Richard Maling Barrer FRS (16 June 1910 – 12 September 1996) was a New Zealand-born chemist. His areas of research included gas permeability of membranes and zeolite science, of which he was a founding figure; he also gave his name to the zeolite Barrerite.[1] The barrer, a unit of gas permeability, is also named after him.[2]
The son of New Zealand sheep farmers, his undergraduate degree was from Canterbury College (now University of Canterbury), in Christchurch, New Zealand. He followed this with a master's degree titled Studies in catalytic hydrogenation: the system HCN + 2H2=CH3NH2, completed in 1931.[3] In 1932 he received an 1851 Exhibition Scholarship which allowed him to study at Eric Rideal's Colloid Science Laboratory in Cambridge University. At Cambridge he was also a keen cross-country runner, winning the 1934 Oxford-Cambridge race and being awarded a Full Blue for Athletics. He received his PhD from Cambridge in 1935 and DSc's in 1937 (New Zealand) and 1938 (Cambridge).
He was a research fellow at Clare College, Cambridge 1937–1939, head of chemistry at Bradford 1939–1946, taught at Bedford College, University of London 1946–1948, professor of chemistry at University of Aberdeen 1948–54, and professor of physical chemistry at Imperial College, London 1954–76. He was elected a Fellow of the Royal Society in 1956.[1]

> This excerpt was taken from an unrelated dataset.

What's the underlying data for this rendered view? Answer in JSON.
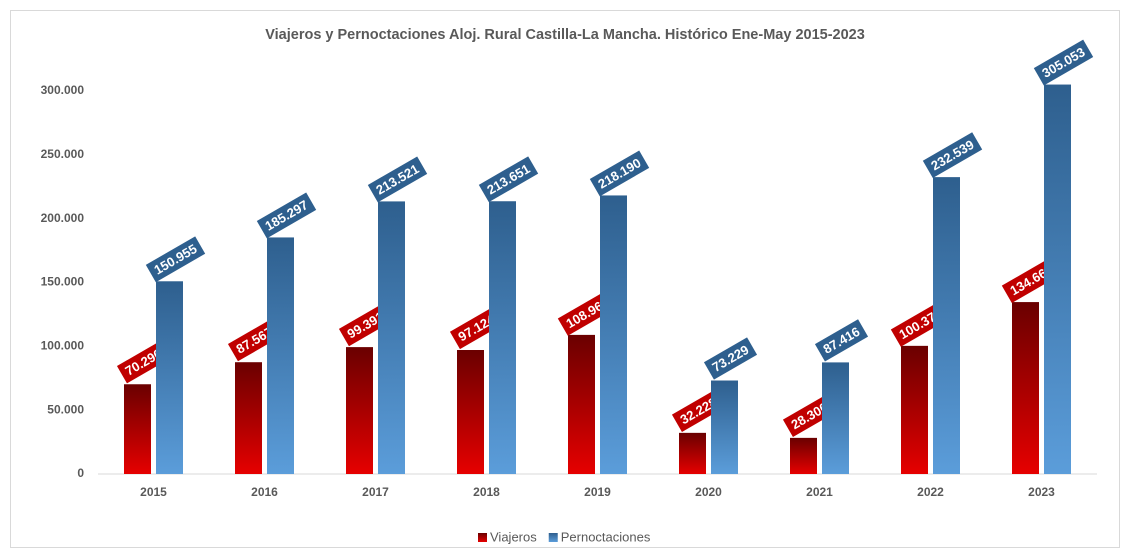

He wrote over 400 papers, 3 monographs and held 21 patents.[1] Barrer was the first to create a synthetic zeolite with no naturally occurring counterpart, in 1948.[4][5]
The Royal Society of Chemistry and the Society for Chemical Industry give a Richard Barrer Award every three years for work in porous inorganic chemistry.[6]
He died on 12 September 1996 at Chislehurst, London from cancer.